Wednesday, February 18, 2015

Chicago Temple Building
 by: chicago designslinger

 [Chicago Temple Building (1924) Holabird & Roche, architects /Images & Artwork: chicago designslinger]

The spire of the First Methodist Episcopal Church first rose up on the corner of Washington and Clark in downtown Chicago in 1845, the final time was when one topped this high-rise office building dedicated in 1924. The First United Methodist Church still calls the building home, and has worshiped on the site since moving a log cabin to the spot in 1839.

  [Chicago Temple Building, First United Methodist Church, 77 W. Washington St., Chicago /Images & Artwork: chicago designslinger]

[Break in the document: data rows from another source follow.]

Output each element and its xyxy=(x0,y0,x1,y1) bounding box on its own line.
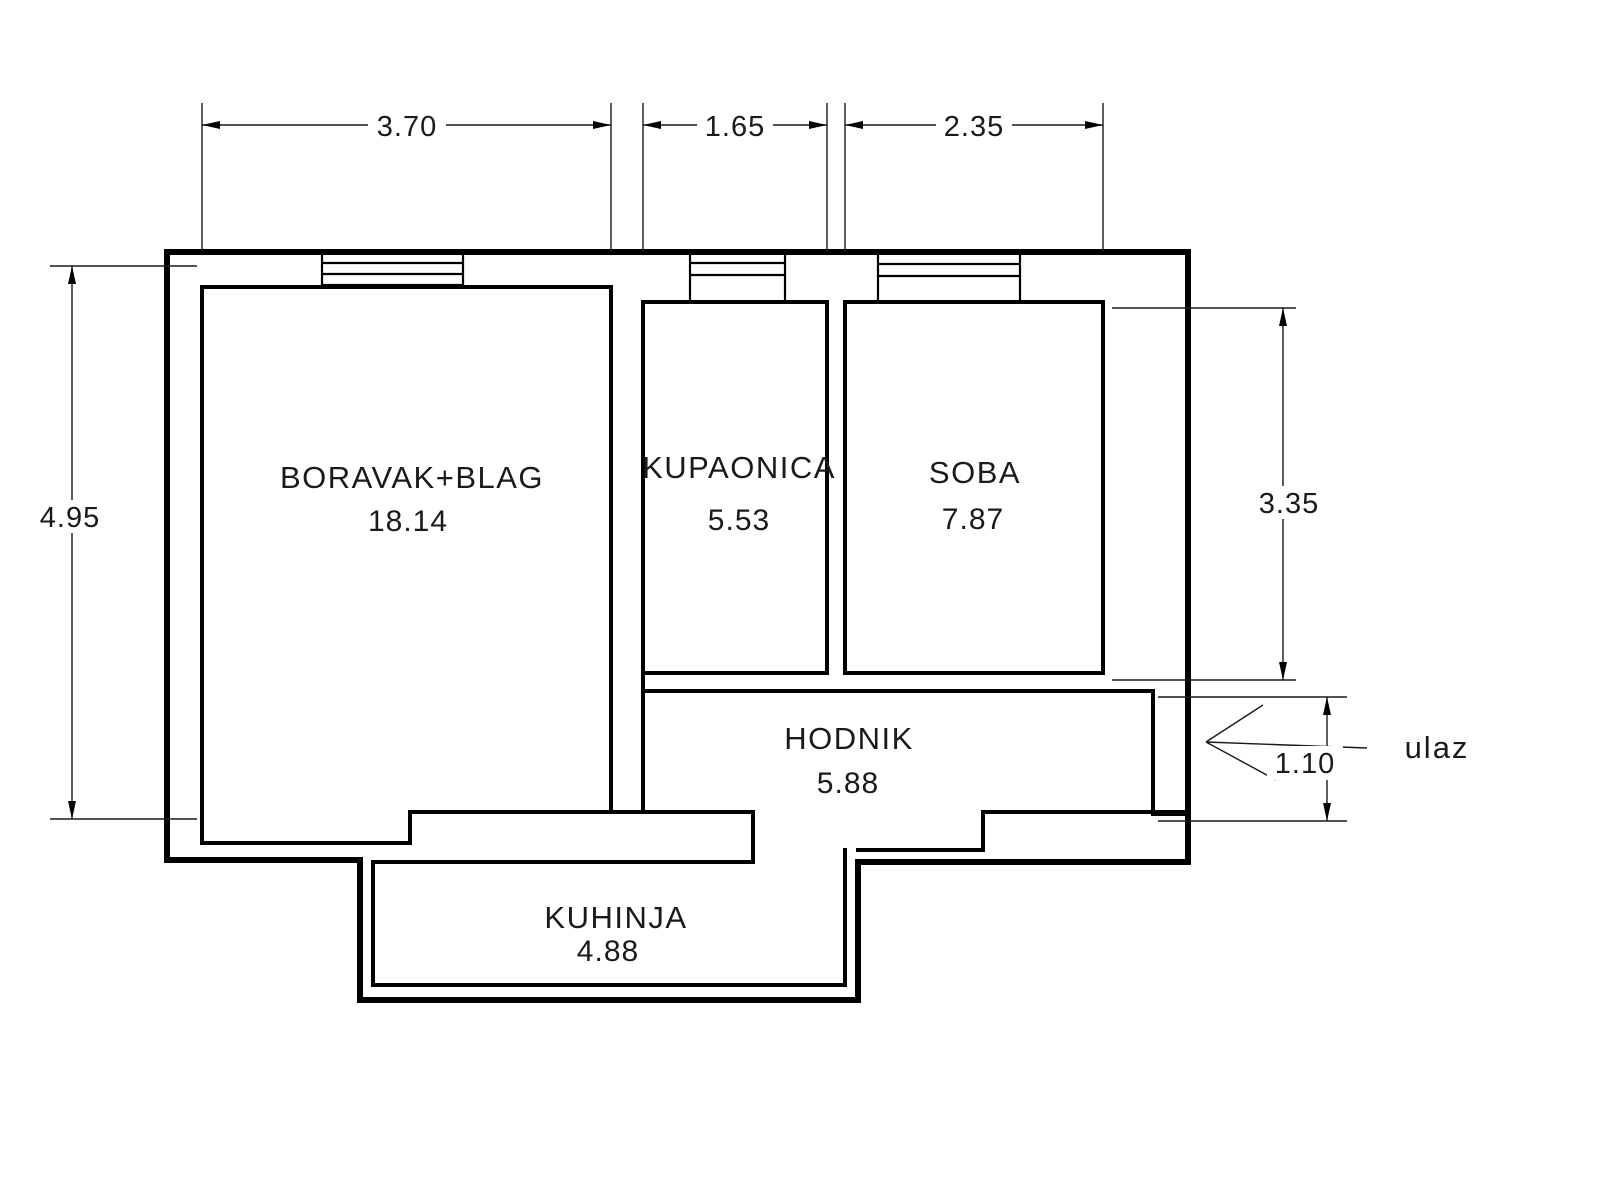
living-room-wall xyxy=(202,287,753,862)
floor-plan-drawing: 3.70 1.65 2.35 4.95 3.35 1.10 ulaz BORAV… xyxy=(0,0,1600,1200)
living-room-area: 18.14 xyxy=(368,505,448,538)
entrance-door-jamb xyxy=(1153,691,1188,814)
dim-110-value: 1.10 xyxy=(1275,748,1335,780)
bathroom-area: 5.53 xyxy=(708,504,770,537)
outer-wall-main xyxy=(167,252,1188,1000)
hallway-label: HODNIK xyxy=(784,721,914,756)
windows xyxy=(322,252,1020,302)
kitchen-area: 4.88 xyxy=(577,935,639,968)
living-room-label: BORAVAK+BLAG xyxy=(280,460,544,495)
dim-495-group xyxy=(50,266,197,819)
dim-165-value: 1.65 xyxy=(705,111,765,143)
dim-495-value: 4.95 xyxy=(40,502,100,534)
living-room-window xyxy=(322,252,463,285)
bathroom-wall xyxy=(643,302,827,673)
dim-235-value: 2.35 xyxy=(944,111,1004,143)
interior-walls xyxy=(202,287,1188,985)
bedroom-area: 7.87 xyxy=(942,503,1004,536)
hallway-bottom-step-wall xyxy=(858,812,1188,850)
outer-walls xyxy=(167,252,1188,1000)
dim-text-backgrounds xyxy=(34,108,1343,780)
kitchen-label: KUHINJA xyxy=(544,900,687,935)
hallway-area: 5.88 xyxy=(817,767,879,800)
floor-plan-page: 3.70 1.65 2.35 4.95 3.35 1.10 ulaz BORAV… xyxy=(0,0,1600,1200)
entrance-label: ulaz xyxy=(1405,730,1470,765)
bathroom-window xyxy=(690,252,785,302)
dim-370-value: 3.70 xyxy=(377,111,437,143)
dim-335-value: 3.35 xyxy=(1259,488,1319,520)
bedroom-window xyxy=(878,252,1020,302)
bathroom-label: KUPAONICA xyxy=(642,450,836,485)
bedroom-label: SOBA xyxy=(929,455,1021,490)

When the congregation first arrived with their log-walled structure 172 years ago,   Chicago's population numbered around 4400 people and the church was located in the heart of town. Eventually four churches were clustered in a two block stretch of Washington Street, the Universalists were right next door to the Methodists, while the Unitarians and Presbyterians were across the street. By 1857 the small town feel of the city was changing as the population grew and spread its wings out over the prairie, and the downtown churches started following their congregations out from the city center and into the neighborhoods. First Methodist stayed around because of a clause in the leasehold on their land. The family who donated the plot to the church in the 1830s stipulated that the property would remain in the Methodists hands as long as they remained on the deeded corner. So unlike the other churches who saw their property values rise as the area became the city's commercial core, sold and then used the income to move and build anew, First Methodist was stuck between a rock and a hard place.

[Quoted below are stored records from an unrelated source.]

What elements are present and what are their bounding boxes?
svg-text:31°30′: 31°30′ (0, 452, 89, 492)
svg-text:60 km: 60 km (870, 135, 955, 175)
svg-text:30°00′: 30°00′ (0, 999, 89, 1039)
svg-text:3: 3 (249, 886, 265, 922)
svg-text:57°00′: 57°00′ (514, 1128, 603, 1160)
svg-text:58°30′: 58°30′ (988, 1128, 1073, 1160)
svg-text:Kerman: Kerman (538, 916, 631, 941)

  [Chicago Temple Building, First United Methodist Church, Chicago /Image & Artwork: chicago designslinger]

To get the most out of their now valuable corner and still provide church services, an enterprising group of elders came up with an idea to build a new building that would contain commercial and retail space on the first two floors, with a two-story auditorium space above for meetings and worship. The rental income was to be used to build more church buildings in Chicago and provide financial support for area congregations. The building burned down in the 1871 fire and was replaced with a larger structure, which in turn was demolished to make way for Holabird & Roche's super-sized Chicago Temple Building. The plan was so successful that by the time the tower rose in 1923 rental income over the years had covered a portion of the construction costs of over 200 churches in the Chicago area.
The Gothic revival skyscraper almost didn't get built as planned. The city had a building height restriction of 260 feet at the time, and with the base of the tower rising to the allowable height the 140 foot spire didn't conform to code. The ordinance allowed setbacks based on a complicated formula of building mass, street frontage and lot size, but the spire overloaded the calculation. Needless to say - it got built anyway. In 1952, Myrtle Walgreen donated money to the church for a small chapel to built inside the framework of the spire in memory of her late husband Charles, founder of the chain of drugstores. The Guinness Book of World Records named it the tallest place of worship in the world, the highest in the heavens.